Coding is the easiest thing in the world for me.
Some people inadvertently agreed, by arguing they could do more, but often at a cost:
if I start the day with meditation & exercise & stimulants, and have literally no distractions (aka sacrifice my connection to my family and friends) and don't eat (mind gets dull after) then I can routinely go longer. almost always get depressed if I do this for extended periods
— subtle himbo body (@sam_havens) September 14, 2021
lol, I’ve done a version of this for more than 4 years (no stimulants though). No wonder I was tired and burned out most of the time. https://t.co/afjyzmnZj2
— Made in Cosmos ✨ (@made_in_cosmos) September 14, 2021
@robjpalmer quoted an older post of his, which half-agrees:
I managed to enter flow state for cerebral work for ~6 hours a day 5 days a week for months
— Robbie Palmer (@robjpalmer) July 8, 2021
It completely detached me from my body, was very destructive
I think one of the keys is to find what you actually want, not what you believe you ought to want
By following fun & boundaries
On the whole, the thread seemed to come together on a few points:
- Once you get into the zone, it’s easier to work longer hours.
- If you’re passionate about the work you’re doing, it’s easier to get into the zone.
- A lot of people use amphetamines to increase their productivity 😨.
- 4 hours/day average seems to be the consensus.
Here are some things I’ve learned:
Things I can do to help me get in the zone faster
- Leave some work unfinished from the previous day with a note saying “I was doing x and the next thing to do is y”.
- Have a to-do list in front of me with the next to-do already lined up and ready to go on my computer.
A little bit of prep work the day before can give me a running start the next day.
Things that held me back from getting into the zone
- It’s hard to get into something if you don’t love the work... but even if you don’t love the work, discipline can give you reliable productivity.
- Having something on my calendar later in the day. Knowing that I had a long runway — more than 4 hours, at least! — meant I could let myself be free to embrace the zone.
- Having a phone call with a client was a HUGE productivity killer for me. Today, Zoom calls have the same problem.
Things that surprisingly didn't affect the zone
- For me, once I’m in the zone, context switching isn’t that bad, as long as the work is of the same type. As long as I keep coding, it doesn’t matter which project I’m coding for. However, as soon as I had to write a thoughtful email, proposal, or take a call, my productivity was shot.

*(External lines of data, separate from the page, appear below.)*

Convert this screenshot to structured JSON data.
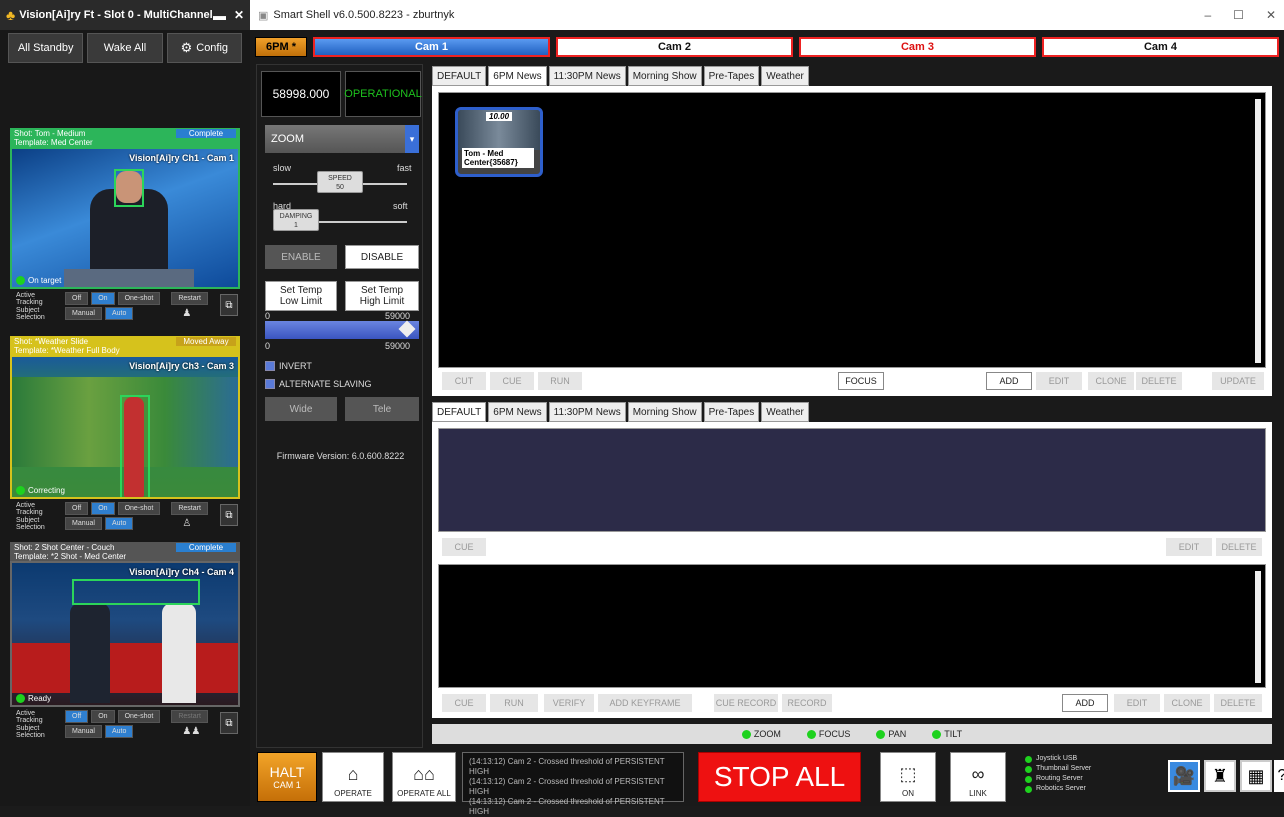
{
  "left_window": {
    "title": "Vision[Ai]ry Ft - Slot 0 - MultiChannel",
    "buttons": {
      "all_standby": "All Standby",
      "wake_all": "Wake All",
      "config": "Config"
    },
    "slots": [
      {
        "shot": "Shot: Tom - Medium",
        "template": "Template: Med Center",
        "status": "Complete",
        "status_color": "#2a7fd0",
        "color": "#2cb55a",
        "channel": "Vision[Ai]ry Ch1 - Cam 1",
        "video_status": "On target",
        "tracking": "Active Tracking",
        "tracking_opts": [
          "Off",
          "On",
          "One-shot",
          "Restart"
        ],
        "subject": "Subject Selection",
        "subject_opts": [
          "Manual",
          "Auto"
        ]
      },
      {
        "shot": "Shot: *Weather Slide",
        "template": "Template: *Weather Full Body",
        "status": "Moved Away",
        "status_color": "#c7a21a",
        "color": "#d6c21c",
        "channel": "Vision[Ai]ry Ch3 - Cam 3",
        "video_status": "Correcting",
        "tracking": "Active Tracking",
        "tracking_opts": [
          "Off",
          "On",
          "One-shot",
          "Restart"
        ],
        "subject": "Subject Selection",
        "subject_opts": [
          "Manual",
          "Auto"
        ]
      },
      {
        "shot": "Shot: 2 Shot Center - Couch",
        "template": "Template: *2 Shot - Med Center",
        "status": "Complete",
        "status_color": "#2a7fd0",
        "color": "#888888",
        "channel": "Vision[Ai]ry Ch4 - Cam 4",
        "video_status": "Ready",
        "tracking": "Active Tracking",
        "tracking_opts": [
          "Off",
          "On",
          "One-shot",
          "Restart"
        ],
        "subject": "Subject Selection",
        "subject_opts": [
          "Manual",
          "Auto"
        ]
      }
    ]
  },
  "main_window": {
    "title": "Smart Shell v6.0.500.8223 - zburtnyk",
    "show_button": "6PM *",
    "cams": [
      "Cam 1",
      "Cam 2",
      "Cam 3",
      "Cam 4"
    ],
    "value_display": "58998.000",
    "operational": "OPERATIONAL",
    "mode_select": "ZOOM",
    "speed": {
      "slow": "slow",
      "fast": "fast",
      "label": "SPEED",
      "value": "50"
    },
    "damping": {
      "hard": "hard",
      "soft": "soft",
      "label": "DAMPING",
      "value": "1"
    },
    "enable": "ENABLE",
    "disable": "DISABLE",
    "set_low": "Set Temp\nLow Limit",
    "set_high": "Set Temp\nHigh Limit",
    "range1": {
      "min": "0",
      "max": "59000"
    },
    "range2": {
      "min": "0",
      "max": "59000"
    },
    "invert": "INVERT",
    "alt_slaving": "ALTERNATE SLAVING",
    "wide": "Wide",
    "tele": "Tele",
    "firmware": "Firmware Version: 6.0.600.8222",
    "tabs": [
      "DEFAULT",
      "6PM News",
      "11:30PM News",
      "Morning Show",
      "Pre-Tapes",
      "Weather"
    ],
    "shot_card": {
      "time": "10.00",
      "label": "Tom - Med Center{35687}"
    },
    "bar1": [
      "CUT",
      "CUE",
      "RUN",
      "FOCUS",
      "ADD",
      "EDIT",
      "CLONE",
      "DELETE",
      "UPDATE"
    ],
    "bar2": [
      "CUE",
      "EDIT",
      "DELETE"
    ],
    "bar3": [
      "CUE",
      "RUN",
      "VERIFY",
      "ADD KEYFRAME",
      "CUE RECORD",
      "RECORD",
      "ADD",
      "EDIT",
      "CLONE",
      "DELETE"
    ],
    "status": [
      "ZOOM",
      "FOCUS",
      "PAN",
      "TILT"
    ],
    "halt": "HALT",
    "halt_sub": "CAM 1",
    "operate": "OPERATE",
    "operate_all": "OPERATE ALL",
    "logs": [
      "(14:13:12) Cam 2 - Crossed threshold of  PERSISTENT HIGH",
      "(14:13:12) Cam 2 - Crossed threshold of  PERSISTENT HIGH",
      "(14:13:12) Cam 2 - Crossed threshold of  PERSISTENT HIGH"
    ],
    "stop_all": "STOP ALL",
    "ai_on": "ON",
    "link": "LINK",
    "servers": [
      "Joystick USB",
      "Thumbnail Server",
      "Routing Server",
      "Robotics Server"
    ],
    "help": "?"
  }
}
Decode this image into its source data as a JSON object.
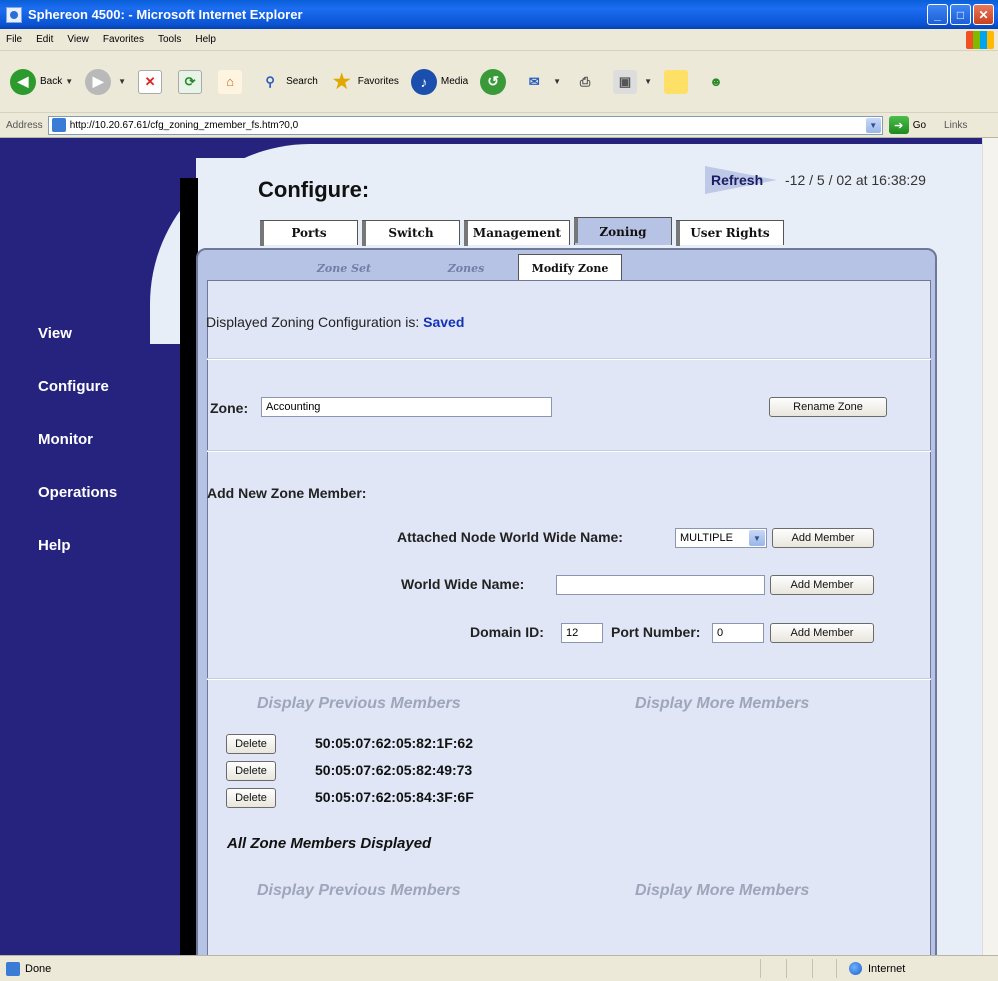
{
  "window": {
    "title": "Sphereon 4500: - Microsoft Internet Explorer"
  },
  "menu": [
    "File",
    "Edit",
    "View",
    "Favorites",
    "Tools",
    "Help"
  ],
  "toolbar": {
    "back": "Back",
    "search": "Search",
    "favorites": "Favorites",
    "media": "Media"
  },
  "address": {
    "label": "Address",
    "url": "http://10.20.67.61/cfg_zoning_zmember_fs.htm?0,0",
    "go": "Go",
    "links": "Links"
  },
  "nav": [
    "View",
    "Configure",
    "Monitor",
    "Operations",
    "Help"
  ],
  "page": {
    "title": "Configure:",
    "refresh": "Refresh",
    "timestamp": "-12 / 5 / 02 at 16:38:29"
  },
  "tabs": [
    "Ports",
    "Switch",
    "Management",
    "Zoning",
    "User Rights"
  ],
  "subtabs": [
    "Zone Set",
    "Zones",
    "Modify Zone"
  ],
  "status": {
    "prefix": "Displayed Zoning Configuration is:",
    "value": "Saved"
  },
  "zone": {
    "label": "Zone:",
    "value": "Accounting",
    "rename": "Rename Zone"
  },
  "add_member": {
    "heading": "Add New Zone Member:",
    "attached_label": "Attached Node World Wide Name:",
    "attached_value": "MULTIPLE",
    "wwn_label": "World Wide Name:",
    "wwn_value": "",
    "domain_label": "Domain ID:",
    "domain_value": "12",
    "port_label": "Port Number:",
    "port_value": "0",
    "add_button": "Add Member"
  },
  "members": {
    "prev": "Display Previous Members",
    "more": "Display More Members",
    "delete": "Delete",
    "list": [
      "50:05:07:62:05:82:1F:62",
      "50:05:07:62:05:82:49:73",
      "50:05:07:62:05:84:3F:6F"
    ],
    "all_displayed": "All Zone Members Displayed"
  },
  "statusbar": {
    "left": "Done",
    "zone": "Internet"
  }
}
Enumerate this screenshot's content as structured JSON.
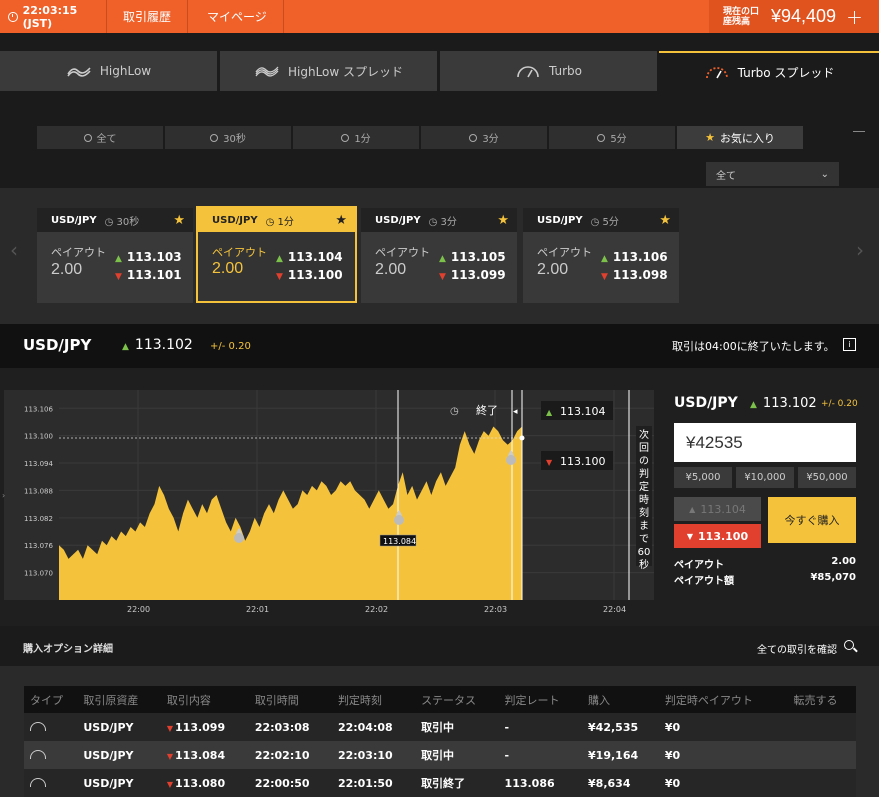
{
  "header": {
    "clock": "22:03:15 (JST)",
    "nav": [
      "取引履歴",
      "マイページ"
    ],
    "balance_label": "現在の口座残高",
    "balance": "¥94,409",
    "plus": "+"
  },
  "product_tabs": [
    "HighLow",
    "HighLow スプレッド",
    "Turbo",
    "Turbo スプレッド"
  ],
  "time_filters": [
    "全て",
    "30秒",
    "1分",
    "3分",
    "5分",
    "お気に入り"
  ],
  "asset_filter": "全て",
  "cards": [
    {
      "pair": "USD/JPY",
      "time": "30秒",
      "payout_label": "ペイアウト",
      "payout": "2.00",
      "high": "113.103",
      "low": "113.101"
    },
    {
      "pair": "USD/JPY",
      "time": "1分",
      "payout_label": "ペイアウト",
      "payout": "2.00",
      "high": "113.104",
      "low": "113.100"
    },
    {
      "pair": "USD/JPY",
      "time": "3分",
      "payout_label": "ペイアウト",
      "payout": "2.00",
      "high": "113.105",
      "low": "113.099"
    },
    {
      "pair": "USD/JPY",
      "time": "5分",
      "payout_label": "ペイアウト",
      "payout": "2.00",
      "high": "113.106",
      "low": "113.098"
    }
  ],
  "pair_bar": {
    "pair": "USD/JPY",
    "rate": "113.102",
    "change": "+/- 0.20",
    "trade_end_msg": "取引は04:00に終了いたします。",
    "info": "i"
  },
  "chart": {
    "end_label": "終了",
    "high_rate": "113.104",
    "low_rate": "113.100",
    "marker_rate": "113.084",
    "countdown": "次回の判定時刻まで60秒",
    "y_ticks": [
      "113.106",
      "113.100",
      "113.094",
      "113.088",
      "113.082",
      "113.076",
      "113.070"
    ],
    "x_ticks": [
      "22:00",
      "22:01",
      "22:02",
      "22:03",
      "22:04"
    ],
    "series": [
      113.076,
      113.075,
      113.073,
      113.074,
      113.075,
      113.073,
      113.076,
      113.075,
      113.074,
      113.077,
      113.076,
      113.078,
      113.077,
      113.079,
      113.078,
      113.08,
      113.079,
      113.081,
      113.08,
      113.083,
      113.085,
      113.089,
      113.087,
      113.084,
      113.082,
      113.079,
      113.083,
      113.086,
      113.084,
      113.082,
      113.085,
      113.083,
      113.086,
      113.087,
      113.084,
      113.081,
      113.079,
      113.082,
      113.08,
      113.077,
      113.079,
      113.082,
      113.08,
      113.083,
      113.085,
      113.083,
      113.086,
      113.088,
      113.086,
      113.084,
      113.085,
      113.088,
      113.087,
      113.089,
      113.088,
      113.09,
      113.089,
      113.087,
      113.088,
      113.09,
      113.089,
      113.09,
      113.088,
      113.087,
      113.086,
      113.084,
      113.086,
      113.088,
      113.086,
      113.084,
      113.085,
      113.089,
      113.092,
      113.087,
      113.089,
      113.086,
      113.088,
      113.09,
      113.087,
      113.09,
      113.092,
      113.089,
      113.091,
      113.093,
      113.098,
      113.101,
      113.098,
      113.096,
      113.099,
      113.101,
      113.1,
      113.102,
      113.101,
      113.099,
      113.098,
      113.099,
      113.101,
      113.102
    ],
    "ymin": 113.064,
    "ymax": 113.11
  },
  "panel": {
    "pair": "USD/JPY",
    "rate": "113.102",
    "change": "+/- 0.20",
    "amount": "¥42535",
    "quick": [
      "¥5,000",
      "¥10,000",
      "¥50,000"
    ],
    "high_btn": "113.104",
    "low_btn": "113.100",
    "buy_btn": "今すぐ購入",
    "payout_label": "ペイアウト",
    "payout": "2.00",
    "payout_amount_label": "ペイアウト額",
    "payout_amount": "¥85,070"
  },
  "details": {
    "title": "購入オプション詳細",
    "link": "全ての取引を確認",
    "columns": [
      "タイプ",
      "取引原資産",
      "取引内容",
      "取引時間",
      "判定時刻",
      "ステータス",
      "判定レート",
      "購入",
      "判定時ペイアウト",
      "転売する"
    ],
    "rows": [
      [
        "",
        "USD/JPY",
        "113.099",
        "22:03:08",
        "22:04:08",
        "取引中",
        "-",
        "¥42,535",
        "¥0",
        ""
      ],
      [
        "",
        "USD/JPY",
        "113.084",
        "22:02:10",
        "22:03:10",
        "取引中",
        "-",
        "¥19,164",
        "¥0",
        ""
      ],
      [
        "",
        "USD/JPY",
        "113.080",
        "22:00:50",
        "22:01:50",
        "取引終了",
        "113.086",
        "¥8,634",
        "¥0",
        ""
      ]
    ]
  }
}
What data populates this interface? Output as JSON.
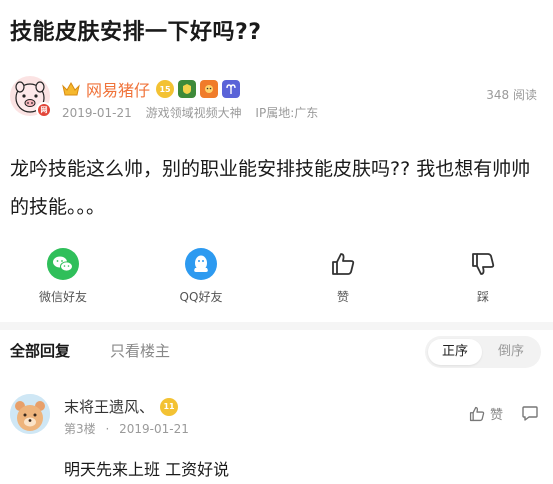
{
  "post": {
    "title": "技能皮肤安排一下好吗??",
    "author": {
      "name": "网易猪仔",
      "level_badge": "15",
      "date": "2019-01-21",
      "tag": "游戏领域视频大神",
      "ip": "IP属地:广东",
      "avatar_badge": "网"
    },
    "views": "348 阅读",
    "content": "龙吟技能这么帅，别的职业能安排技能皮肤吗?? 我也想有帅帅的技能。。。"
  },
  "actions": {
    "wechat": "微信好友",
    "qq": "QQ好友",
    "like": "赞",
    "dislike": "踩"
  },
  "replies_header": {
    "all": "全部回复",
    "owner_only": "只看楼主",
    "sort_asc": "正序",
    "sort_desc": "倒序"
  },
  "reply": {
    "name": "末将王遗风、",
    "level_badge": "11",
    "floor": "第3楼",
    "separator": "·",
    "date": "2019-01-21",
    "like_label": "赞",
    "text": "明天先来上班 工资好说"
  },
  "colors": {
    "author_name": "#f0733a",
    "wechat": "#2fbf5a",
    "qq": "#2d9af0",
    "level_badge": "#f3c233"
  }
}
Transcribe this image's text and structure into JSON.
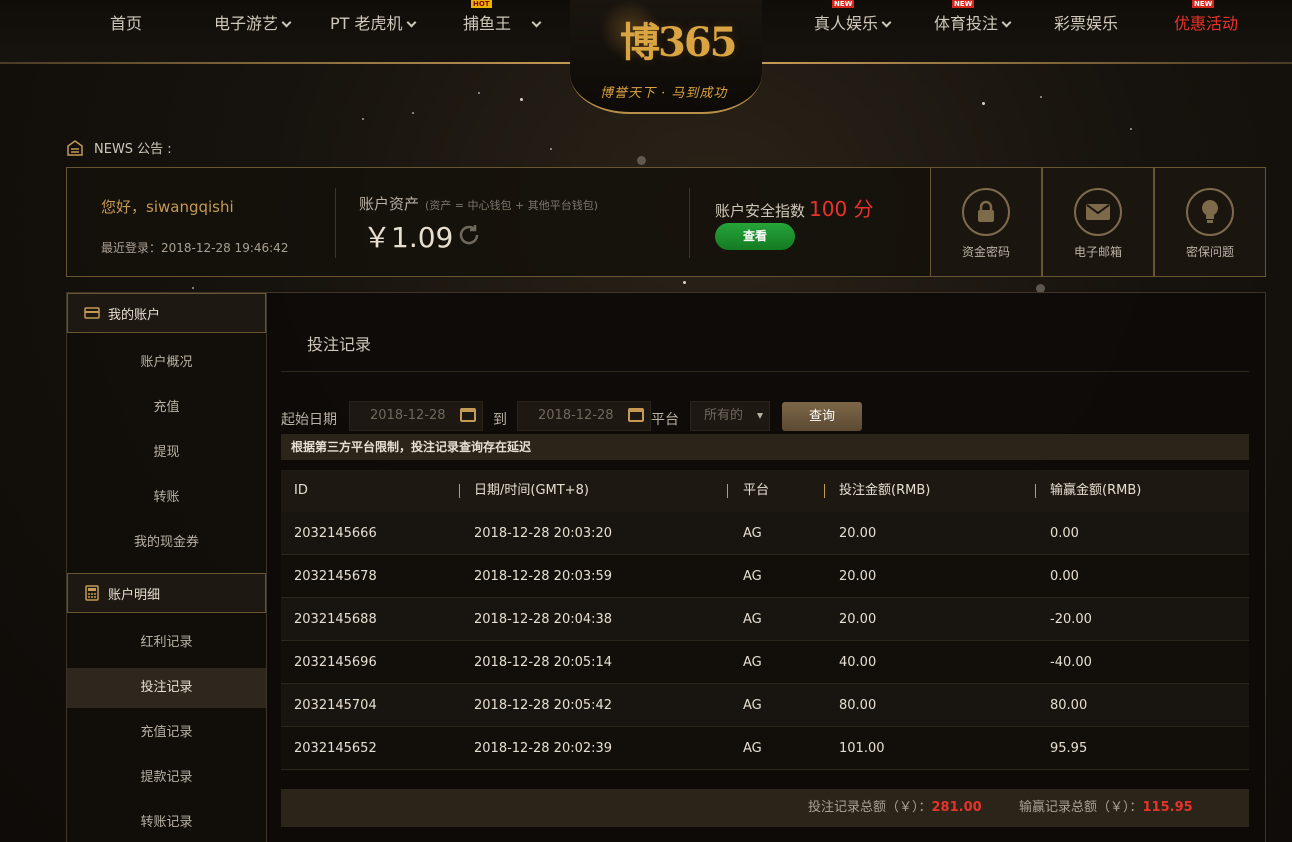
{
  "nav": {
    "items": [
      {
        "label": "首页"
      },
      {
        "label": "电子游艺"
      },
      {
        "label": "PT 老虎机"
      },
      {
        "label": "捕鱼王",
        "tag": "HOT"
      },
      {
        "label": "真人娱乐",
        "tag": "NEW"
      },
      {
        "label": "体育投注",
        "tag": "NEW"
      },
      {
        "label": "彩票娱乐"
      },
      {
        "label": "优惠活动",
        "tag": "NEW"
      }
    ]
  },
  "logo": {
    "text": "博365",
    "slogan": "博誉天下 · 马到成功"
  },
  "news": {
    "label": "NEWS 公告 :"
  },
  "account": {
    "greeting": "您好，siwangqishi",
    "last_login": "最近登录：2018-12-28 19:46:42",
    "assets_label": "账户资产",
    "assets_note": "(资产 = 中心钱包 + 其他平台钱包)",
    "balance": "￥1.09",
    "security_label": "账户安全指数",
    "security_score": "100 分",
    "view_button": "查看",
    "quick_links": [
      {
        "label": "资金密码",
        "icon": "lock-icon"
      },
      {
        "label": "电子邮箱",
        "icon": "mail-icon"
      },
      {
        "label": "密保问题",
        "icon": "bulb-icon"
      }
    ]
  },
  "sidebar": {
    "section1": "我的账户",
    "items1": [
      "账户概况",
      "充值",
      "提现",
      "转账",
      "我的现金券"
    ],
    "section2": "账户明细",
    "items2": [
      "红利记录",
      "投注记录",
      "充值记录",
      "提款记录",
      "转账记录"
    ],
    "selected": "投注记录"
  },
  "main": {
    "title": "投注记录",
    "filters": {
      "start_label": "起始日期",
      "start_value": "2018-12-28",
      "to_label": "到",
      "end_value": "2018-12-28",
      "platform_label": "平台",
      "platform_value": "所有的",
      "query_button": "查询"
    },
    "notice": "根据第三方平台限制，投注记录查询存在延迟",
    "table": {
      "headers": [
        "ID",
        "日期/时间(GMT+8)",
        "平台",
        "投注金额(RMB)",
        "输赢金额(RMB)"
      ],
      "rows": [
        [
          "2032145666",
          "2018-12-28 20:03:20",
          "AG",
          "20.00",
          "0.00"
        ],
        [
          "2032145678",
          "2018-12-28 20:03:59",
          "AG",
          "20.00",
          "0.00"
        ],
        [
          "2032145688",
          "2018-12-28 20:04:38",
          "AG",
          "20.00",
          "-20.00"
        ],
        [
          "2032145696",
          "2018-12-28 20:05:14",
          "AG",
          "40.00",
          "-40.00"
        ],
        [
          "2032145704",
          "2018-12-28 20:05:42",
          "AG",
          "80.00",
          "80.00"
        ],
        [
          "2032145652",
          "2018-12-28 20:02:39",
          "AG",
          "101.00",
          "95.95"
        ]
      ]
    },
    "totals": {
      "bet_label": "投注记录总额（￥）：",
      "bet_value": "281.00",
      "win_label": "输赢记录总额（￥）：",
      "win_value": "115.95"
    }
  },
  "colors": {
    "accent": "#c49a55",
    "red": "#e8332a",
    "green": "#1f9a32"
  }
}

Some lessons I’ve taken away
- My productivity seems to have gone up with getting an office, because I can factor out work-from-home distractions. On the other hand, having an office requires me to come home at a reasonable time (before dinner), whereas at home I had more opportunity to keep working into the night. That said, the nature of my work has also changed. It’s easier to spend a full 8 hours managing employees, writing emails, talking to customers, etc. than spend 4 hours focusing on a hard problem.
- A calendar day does not equal a working day. That make estimating really hard. I would estimate that something would take a day of work, meaning 8 hours, but that would actually mean 2 working days for me... and that was assuming I didn’t get interrupted by another client.
- As an employer, I give my employees freedom to simply take the day off if they’re going to be unproductive. I don’t need to pay them to sit around clicking nonsense. Better that I pay them to take a walk and rest their eyes and mind, and then come back the next day ready to focus. I get the same net productivity and a much happier, less burned out employee.
The very most important thing I learned
It’s okay for me to set a 4-hour productive work goal, and then walk away from my computer for the rest of the day. It seems counter-intuitive, but by doing this, I set myself up for another good 4 hours the next day, and the day after.